Letanía de brotes, rayos y mutis en ruta a un infierno ibérico
Escrito por Rissig Licha 13 May 2012 | Sobre: Blogs
SANTO DOMINGO—En ocasiones, donde unos líderes políticos hablan de brotes otros ven rayos y, algunos pocos, optan por el silencio—abrigando la vaga esperanza de que sean, sus acciones, las que hablen por ellos. Mientras tanto, el dialéctico discurso público resultante de este pastiche comunicacional, cada día indigna, exaspera, decepciona e irradia centellas en mayores sectores populares que, con sobradas razones, no les creen capaces de sacar a la sociedad de la crisis. Ello pone al relieve y en perspectiva un trabalenguas característico de la más burda torpeza comunicacional de un oficialismo al que no le creen y, como consecuencia, no convence, así develando la inefectividad del liderazgo, ya sea éste de izquierdas o de derechas. Esa es la triste realidad de un entorno político que, en más de un país, ha quedado sin discurso público creíble así desgastando su margen de gobernabilidad. Para comprobarlo, basta con revisar los últimos acontecimientos políticos europeos.
En España pierde la izquierda. En Francia pierde la derecha. Y, en Grecia ganan terreno los extremistas—tanto los de izquierda como los de derecha que, sumados, superan a los demás grupos del contorno político tradicional, con lo que pierden todos. Queda claro que no es cuestión de ideologías. Pueblo tras pueblo que no se siente ni escuchado, ni respetado por sus gobernantes en el manejo de lo público, sale de ellos en busca de una cara nueva. Esa acción es sintomática de un mal que a muchos políticos le cuesta reconocer o aceptar: la fría realidad de que, en efecto, existe una seria desconexión entre la clase gobernante y el pueblo gobernado producto de la grave impericia comunicacional de los primeros.
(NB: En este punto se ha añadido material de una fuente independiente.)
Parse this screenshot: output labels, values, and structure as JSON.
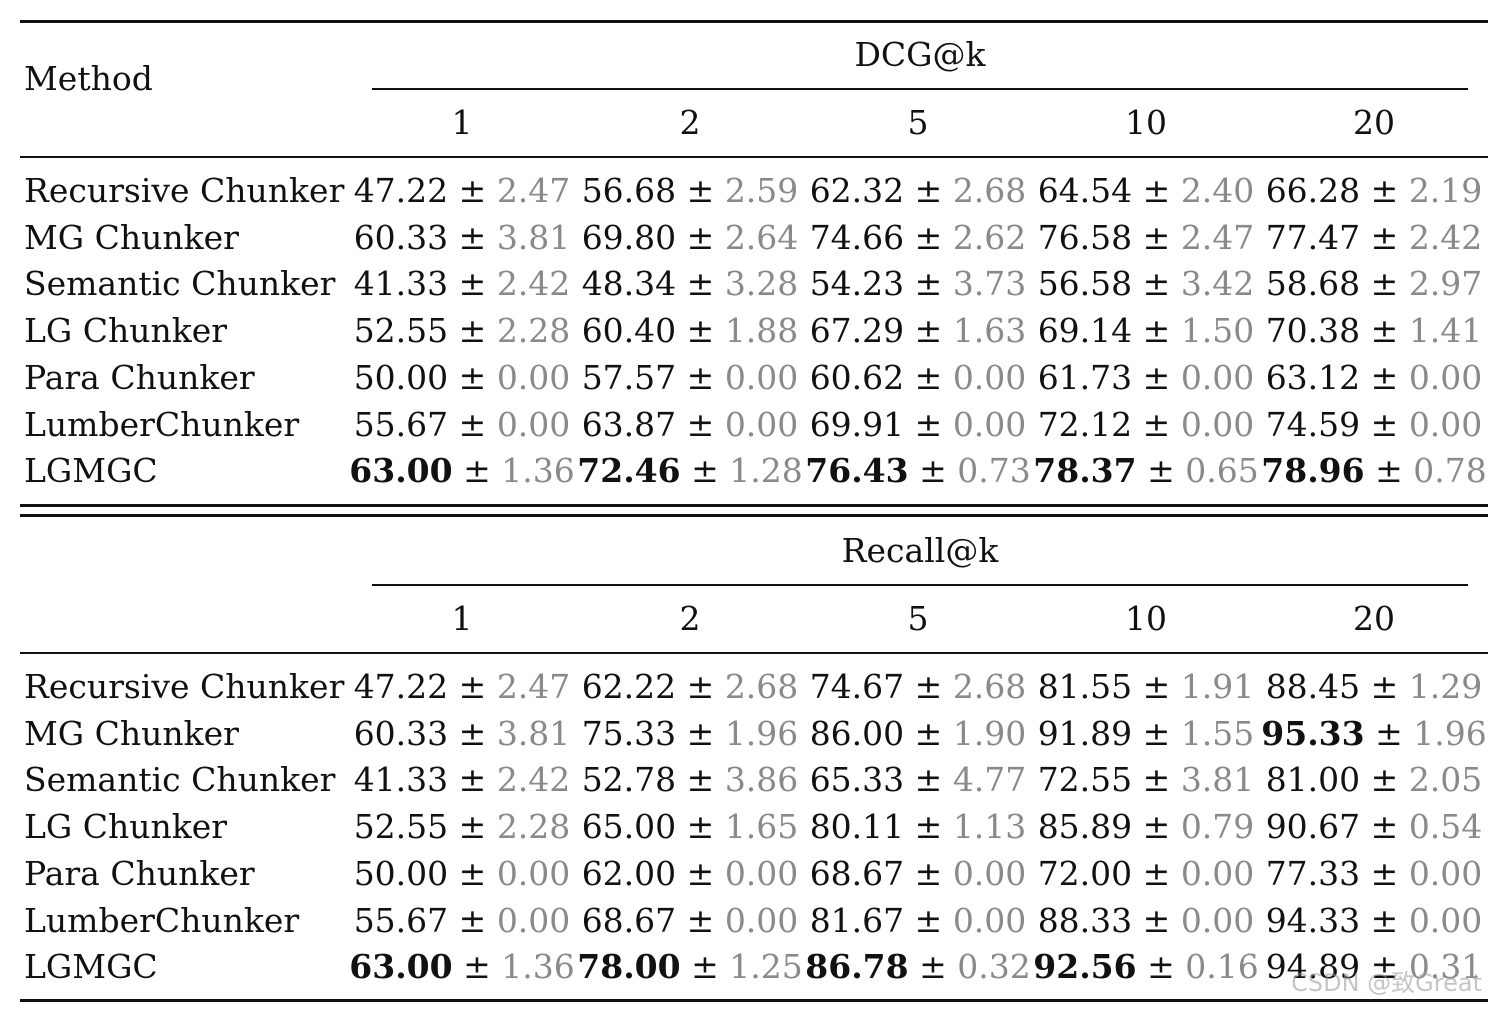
{
  "table": {
    "method_header": "Method",
    "k_values": [
      "1",
      "2",
      "5",
      "10",
      "20"
    ],
    "sections": [
      {
        "metric": "DCG@k",
        "rows": [
          {
            "method": "Recursive Chunker",
            "cells": [
              {
                "mean": "47.22",
                "sd": "2.47",
                "bold": false
              },
              {
                "mean": "56.68",
                "sd": "2.59",
                "bold": false
              },
              {
                "mean": "62.32",
                "sd": "2.68",
                "bold": false
              },
              {
                "mean": "64.54",
                "sd": "2.40",
                "bold": false
              },
              {
                "mean": "66.28",
                "sd": "2.19",
                "bold": false
              }
            ]
          },
          {
            "method": "MG Chunker",
            "cells": [
              {
                "mean": "60.33",
                "sd": "3.81",
                "bold": false
              },
              {
                "mean": "69.80",
                "sd": "2.64",
                "bold": false
              },
              {
                "mean": "74.66",
                "sd": "2.62",
                "bold": false
              },
              {
                "mean": "76.58",
                "sd": "2.47",
                "bold": false
              },
              {
                "mean": "77.47",
                "sd": "2.42",
                "bold": false
              }
            ]
          },
          {
            "method": "Semantic Chunker",
            "cells": [
              {
                "mean": "41.33",
                "sd": "2.42",
                "bold": false
              },
              {
                "mean": "48.34",
                "sd": "3.28",
                "bold": false
              },
              {
                "mean": "54.23",
                "sd": "3.73",
                "bold": false
              },
              {
                "mean": "56.58",
                "sd": "3.42",
                "bold": false
              },
              {
                "mean": "58.68",
                "sd": "2.97",
                "bold": false
              }
            ]
          },
          {
            "method": "LG Chunker",
            "cells": [
              {
                "mean": "52.55",
                "sd": "2.28",
                "bold": false
              },
              {
                "mean": "60.40",
                "sd": "1.88",
                "bold": false
              },
              {
                "mean": "67.29",
                "sd": "1.63",
                "bold": false
              },
              {
                "mean": "69.14",
                "sd": "1.50",
                "bold": false
              },
              {
                "mean": "70.38",
                "sd": "1.41",
                "bold": false
              }
            ]
          },
          {
            "method": "Para Chunker",
            "cells": [
              {
                "mean": "50.00",
                "sd": "0.00",
                "bold": false
              },
              {
                "mean": "57.57",
                "sd": "0.00",
                "bold": false
              },
              {
                "mean": "60.62",
                "sd": "0.00",
                "bold": false
              },
              {
                "mean": "61.73",
                "sd": "0.00",
                "bold": false
              },
              {
                "mean": "63.12",
                "sd": "0.00",
                "bold": false
              }
            ]
          },
          {
            "method": "LumberChunker",
            "cells": [
              {
                "mean": "55.67",
                "sd": "0.00",
                "bold": false
              },
              {
                "mean": "63.87",
                "sd": "0.00",
                "bold": false
              },
              {
                "mean": "69.91",
                "sd": "0.00",
                "bold": false
              },
              {
                "mean": "72.12",
                "sd": "0.00",
                "bold": false
              },
              {
                "mean": "74.59",
                "sd": "0.00",
                "bold": false
              }
            ]
          },
          {
            "method": "LGMGC",
            "cells": [
              {
                "mean": "63.00",
                "sd": "1.36",
                "bold": true
              },
              {
                "mean": "72.46",
                "sd": "1.28",
                "bold": true
              },
              {
                "mean": "76.43",
                "sd": "0.73",
                "bold": true
              },
              {
                "mean": "78.37",
                "sd": "0.65",
                "bold": true
              },
              {
                "mean": "78.96",
                "sd": "0.78",
                "bold": true
              }
            ]
          }
        ]
      },
      {
        "metric": "Recall@k",
        "rows": [
          {
            "method": "Recursive Chunker",
            "cells": [
              {
                "mean": "47.22",
                "sd": "2.47",
                "bold": false
              },
              {
                "mean": "62.22",
                "sd": "2.68",
                "bold": false
              },
              {
                "mean": "74.67",
                "sd": "2.68",
                "bold": false
              },
              {
                "mean": "81.55",
                "sd": "1.91",
                "bold": false
              },
              {
                "mean": "88.45",
                "sd": "1.29",
                "bold": false
              }
            ]
          },
          {
            "method": "MG Chunker",
            "cells": [
              {
                "mean": "60.33",
                "sd": "3.81",
                "bold": false
              },
              {
                "mean": "75.33",
                "sd": "1.96",
                "bold": false
              },
              {
                "mean": "86.00",
                "sd": "1.90",
                "bold": false
              },
              {
                "mean": "91.89",
                "sd": "1.55",
                "bold": false
              },
              {
                "mean": "95.33",
                "sd": "1.96",
                "bold": true
              }
            ]
          },
          {
            "method": "Semantic Chunker",
            "cells": [
              {
                "mean": "41.33",
                "sd": "2.42",
                "bold": false
              },
              {
                "mean": "52.78",
                "sd": "3.86",
                "bold": false
              },
              {
                "mean": "65.33",
                "sd": "4.77",
                "bold": false
              },
              {
                "mean": "72.55",
                "sd": "3.81",
                "bold": false
              },
              {
                "mean": "81.00",
                "sd": "2.05",
                "bold": false
              }
            ]
          },
          {
            "method": "LG Chunker",
            "cells": [
              {
                "mean": "52.55",
                "sd": "2.28",
                "bold": false
              },
              {
                "mean": "65.00",
                "sd": "1.65",
                "bold": false
              },
              {
                "mean": "80.11",
                "sd": "1.13",
                "bold": false
              },
              {
                "mean": "85.89",
                "sd": "0.79",
                "bold": false
              },
              {
                "mean": "90.67",
                "sd": "0.54",
                "bold": false
              }
            ]
          },
          {
            "method": "Para Chunker",
            "cells": [
              {
                "mean": "50.00",
                "sd": "0.00",
                "bold": false
              },
              {
                "mean": "62.00",
                "sd": "0.00",
                "bold": false
              },
              {
                "mean": "68.67",
                "sd": "0.00",
                "bold": false
              },
              {
                "mean": "72.00",
                "sd": "0.00",
                "bold": false
              },
              {
                "mean": "77.33",
                "sd": "0.00",
                "bold": false
              }
            ]
          },
          {
            "method": "LumberChunker",
            "cells": [
              {
                "mean": "55.67",
                "sd": "0.00",
                "bold": false
              },
              {
                "mean": "68.67",
                "sd": "0.00",
                "bold": false
              },
              {
                "mean": "81.67",
                "sd": "0.00",
                "bold": false
              },
              {
                "mean": "88.33",
                "sd": "0.00",
                "bold": false
              },
              {
                "mean": "94.33",
                "sd": "0.00",
                "bold": false
              }
            ]
          },
          {
            "method": "LGMGC",
            "cells": [
              {
                "mean": "63.00",
                "sd": "1.36",
                "bold": true
              },
              {
                "mean": "78.00",
                "sd": "1.25",
                "bold": true
              },
              {
                "mean": "86.78",
                "sd": "0.32",
                "bold": true
              },
              {
                "mean": "92.56",
                "sd": "0.16",
                "bold": true
              },
              {
                "mean": "94.89",
                "sd": "0.31",
                "bold": false
              }
            ]
          }
        ]
      }
    ]
  },
  "watermark": "CSDN @致Great"
}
Esta ineptitud comunicacional es la que contribuye a restarle credibilidad y margen de gobernabilidad a aquéllos que, en el ejercicio del poder, emplean un discurso que resulta incoherente e insuficiente para el pueblo por estar salpicado de tanta broza que aflora a través de necedades, obviedades, tergiversaciones, malversaciones, prevaricaciones, evasiones y, en los casos más extremos, hasta circunspecciones. Más los políticos no lo reconocen aun cuando los pueblos les pasan la factura en elección tras elección. La evidencia de este resquebrajamiento social es obvia. Para muestra hay que echarle un vistazo a España.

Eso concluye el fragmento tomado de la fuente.